In the Nurse's Room: The school nurses scratched their heads when requested for news and then asked that parents be reminded of their responsibilities with regard to checking their children's hair to make sure that they are free of the pitter-patter of tiny feet. There has been a minor problem in the area during the summer months, apparently.

Goodwin Library: Phyllis Kologowski, in the twilight of her librarianship, is delighted to announce that the late Merton Peavey bequeathed his father's old Herculean Fire Department uniform to the museum. Splendid, colorful, miraculously unsmudged by soot or smoke it is on display for townspeople to view. Complete with helmet, Archie.

Nute Ridge Half Marathon: Despite the curious censorship imposed by the Seacoast media on last year's extraordinarily successful race, the truth has seeped into the pages of national magazines. Ultrasport, a coast-to-coast monthly publication, has gone as far as to feature it prominently in its September issue, and has recommended the Nute Ridge Half Marathon as one of the six most exciting events to compete in during the coming four weeks.

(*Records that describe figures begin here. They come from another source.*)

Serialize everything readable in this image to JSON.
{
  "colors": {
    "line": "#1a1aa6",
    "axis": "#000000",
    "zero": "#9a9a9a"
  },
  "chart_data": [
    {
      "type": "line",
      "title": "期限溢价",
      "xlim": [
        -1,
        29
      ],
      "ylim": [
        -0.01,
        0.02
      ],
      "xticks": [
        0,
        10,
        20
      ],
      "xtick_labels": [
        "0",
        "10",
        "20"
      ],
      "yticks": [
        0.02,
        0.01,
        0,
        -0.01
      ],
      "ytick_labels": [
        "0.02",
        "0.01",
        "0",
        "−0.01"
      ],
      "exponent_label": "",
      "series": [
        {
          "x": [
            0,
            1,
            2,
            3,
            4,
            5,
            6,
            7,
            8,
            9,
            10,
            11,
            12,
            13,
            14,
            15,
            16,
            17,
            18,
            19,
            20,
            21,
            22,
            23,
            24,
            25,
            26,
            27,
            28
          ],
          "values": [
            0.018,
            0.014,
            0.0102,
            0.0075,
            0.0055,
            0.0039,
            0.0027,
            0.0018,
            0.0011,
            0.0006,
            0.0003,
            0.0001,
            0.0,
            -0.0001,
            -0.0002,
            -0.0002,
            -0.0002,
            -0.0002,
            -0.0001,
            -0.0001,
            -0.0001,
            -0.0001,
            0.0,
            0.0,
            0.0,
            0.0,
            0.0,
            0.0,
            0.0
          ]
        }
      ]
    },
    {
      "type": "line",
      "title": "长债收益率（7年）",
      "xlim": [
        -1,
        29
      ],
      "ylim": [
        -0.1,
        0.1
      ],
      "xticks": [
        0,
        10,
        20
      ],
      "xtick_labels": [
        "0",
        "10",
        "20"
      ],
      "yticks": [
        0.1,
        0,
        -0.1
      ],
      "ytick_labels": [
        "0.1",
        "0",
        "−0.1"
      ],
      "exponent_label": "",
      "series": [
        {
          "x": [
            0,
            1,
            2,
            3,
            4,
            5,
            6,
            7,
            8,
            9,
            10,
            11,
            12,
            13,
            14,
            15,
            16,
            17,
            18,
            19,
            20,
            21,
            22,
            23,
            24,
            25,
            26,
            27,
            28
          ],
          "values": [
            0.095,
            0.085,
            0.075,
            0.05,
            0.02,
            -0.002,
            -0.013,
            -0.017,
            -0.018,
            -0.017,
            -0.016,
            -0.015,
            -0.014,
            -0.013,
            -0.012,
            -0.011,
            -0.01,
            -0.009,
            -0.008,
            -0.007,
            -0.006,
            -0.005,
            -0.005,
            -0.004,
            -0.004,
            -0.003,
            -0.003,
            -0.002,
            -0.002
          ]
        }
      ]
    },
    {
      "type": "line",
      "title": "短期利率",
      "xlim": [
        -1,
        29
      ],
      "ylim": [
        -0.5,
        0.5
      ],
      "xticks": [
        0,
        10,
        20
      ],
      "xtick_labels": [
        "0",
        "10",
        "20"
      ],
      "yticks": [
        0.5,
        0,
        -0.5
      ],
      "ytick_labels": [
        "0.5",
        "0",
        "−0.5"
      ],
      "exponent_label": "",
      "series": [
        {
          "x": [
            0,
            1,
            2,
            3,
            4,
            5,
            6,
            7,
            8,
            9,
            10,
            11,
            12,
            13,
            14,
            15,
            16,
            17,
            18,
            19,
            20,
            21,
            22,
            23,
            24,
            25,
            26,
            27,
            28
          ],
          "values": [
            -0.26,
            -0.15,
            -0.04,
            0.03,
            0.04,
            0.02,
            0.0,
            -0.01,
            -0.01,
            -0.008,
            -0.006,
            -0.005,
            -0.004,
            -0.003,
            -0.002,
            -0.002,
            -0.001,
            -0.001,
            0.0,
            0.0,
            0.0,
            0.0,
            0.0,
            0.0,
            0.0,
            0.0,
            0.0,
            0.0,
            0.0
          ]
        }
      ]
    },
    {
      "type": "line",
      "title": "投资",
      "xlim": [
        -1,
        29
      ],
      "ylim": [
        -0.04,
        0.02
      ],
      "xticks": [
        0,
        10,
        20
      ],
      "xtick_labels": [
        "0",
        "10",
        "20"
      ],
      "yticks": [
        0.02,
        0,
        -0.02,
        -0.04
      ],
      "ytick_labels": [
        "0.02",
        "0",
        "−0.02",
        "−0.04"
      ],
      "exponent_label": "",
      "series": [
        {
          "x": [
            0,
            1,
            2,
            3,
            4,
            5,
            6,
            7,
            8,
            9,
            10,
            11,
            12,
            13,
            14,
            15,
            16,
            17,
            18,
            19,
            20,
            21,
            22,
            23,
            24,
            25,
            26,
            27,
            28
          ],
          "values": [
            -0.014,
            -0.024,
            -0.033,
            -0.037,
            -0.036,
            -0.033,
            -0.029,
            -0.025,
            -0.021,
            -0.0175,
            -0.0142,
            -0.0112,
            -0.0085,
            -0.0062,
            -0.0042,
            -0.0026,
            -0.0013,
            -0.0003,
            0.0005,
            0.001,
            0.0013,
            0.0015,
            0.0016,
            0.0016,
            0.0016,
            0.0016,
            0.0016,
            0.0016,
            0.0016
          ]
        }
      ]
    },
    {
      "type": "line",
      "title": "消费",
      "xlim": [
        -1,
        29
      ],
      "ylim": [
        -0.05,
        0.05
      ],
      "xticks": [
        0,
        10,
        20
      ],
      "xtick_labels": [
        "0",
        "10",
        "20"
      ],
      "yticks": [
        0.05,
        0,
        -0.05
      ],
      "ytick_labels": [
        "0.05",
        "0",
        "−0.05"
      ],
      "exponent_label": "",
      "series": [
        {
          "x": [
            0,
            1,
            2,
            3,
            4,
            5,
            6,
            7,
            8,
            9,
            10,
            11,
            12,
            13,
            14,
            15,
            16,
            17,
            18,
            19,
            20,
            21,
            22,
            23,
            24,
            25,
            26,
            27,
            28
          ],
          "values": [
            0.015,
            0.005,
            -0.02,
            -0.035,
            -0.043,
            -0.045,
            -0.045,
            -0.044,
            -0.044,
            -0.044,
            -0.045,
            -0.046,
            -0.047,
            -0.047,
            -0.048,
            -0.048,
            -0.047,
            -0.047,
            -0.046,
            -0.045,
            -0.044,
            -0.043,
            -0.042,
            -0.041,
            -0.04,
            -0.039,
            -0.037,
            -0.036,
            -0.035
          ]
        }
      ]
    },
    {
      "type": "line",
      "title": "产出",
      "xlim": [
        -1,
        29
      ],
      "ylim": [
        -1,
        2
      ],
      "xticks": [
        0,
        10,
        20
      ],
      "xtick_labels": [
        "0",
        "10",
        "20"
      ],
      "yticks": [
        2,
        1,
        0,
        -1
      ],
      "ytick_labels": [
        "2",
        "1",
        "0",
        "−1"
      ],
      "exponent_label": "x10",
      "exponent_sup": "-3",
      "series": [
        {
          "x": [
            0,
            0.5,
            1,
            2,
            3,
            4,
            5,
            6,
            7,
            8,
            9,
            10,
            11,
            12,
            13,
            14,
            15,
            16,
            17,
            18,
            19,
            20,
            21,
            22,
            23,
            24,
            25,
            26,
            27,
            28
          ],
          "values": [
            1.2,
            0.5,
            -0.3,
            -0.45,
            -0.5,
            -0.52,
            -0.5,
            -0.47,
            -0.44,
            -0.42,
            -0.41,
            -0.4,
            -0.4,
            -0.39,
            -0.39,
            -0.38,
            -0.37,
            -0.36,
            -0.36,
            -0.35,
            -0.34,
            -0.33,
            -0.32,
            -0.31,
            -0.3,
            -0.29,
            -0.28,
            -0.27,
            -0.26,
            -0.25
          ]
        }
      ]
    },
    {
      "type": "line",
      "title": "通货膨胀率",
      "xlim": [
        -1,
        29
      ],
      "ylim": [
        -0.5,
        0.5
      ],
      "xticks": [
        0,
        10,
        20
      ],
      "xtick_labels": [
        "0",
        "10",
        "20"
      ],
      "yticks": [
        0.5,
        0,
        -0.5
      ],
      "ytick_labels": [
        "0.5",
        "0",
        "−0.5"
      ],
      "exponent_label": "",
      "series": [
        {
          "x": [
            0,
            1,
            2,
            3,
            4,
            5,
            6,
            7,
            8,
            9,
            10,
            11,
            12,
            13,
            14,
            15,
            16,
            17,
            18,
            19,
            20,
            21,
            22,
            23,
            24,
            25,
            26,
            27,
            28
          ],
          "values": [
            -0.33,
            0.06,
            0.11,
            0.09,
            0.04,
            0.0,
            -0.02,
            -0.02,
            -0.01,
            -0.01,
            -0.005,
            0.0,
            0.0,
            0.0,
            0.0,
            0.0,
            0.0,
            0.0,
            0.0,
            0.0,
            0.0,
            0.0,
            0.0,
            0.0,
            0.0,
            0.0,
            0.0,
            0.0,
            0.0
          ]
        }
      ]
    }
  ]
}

It stands along-side triathalons and surf rodeos in Hawaii, Virginia and California. With this sort of publicity, and with the ecstatic recommendations of the 1985 runners, entries for the 1986 race, slated for Oct. 12, are 250 percent up on this time last year. Requests for forms have come in from 10 different states, ranging from Maine, down the east coast and across to Texas. It has been necessary to compile a list of local motels, campsites and bed and breakfast establishments in the Rochester/Milton/Farmington area, to send to out-of-state runners along with their entry form and new town brochure. For six months after the 1985 race, letters of appreciation came in from competitors who had never before encountered the level of friendliness and hospitality, around the course, and in Farmington Town Hall after the Half Marathon.

This year, at Portsmouth and at Newburyport, handing out entry forms to runners gathered for local races, I was still surprised by affection and esteem in which our race was held. And how well-known it had become in only one year, entirely thanks to the enthusiasm and dedication of everyone who helped to organize it.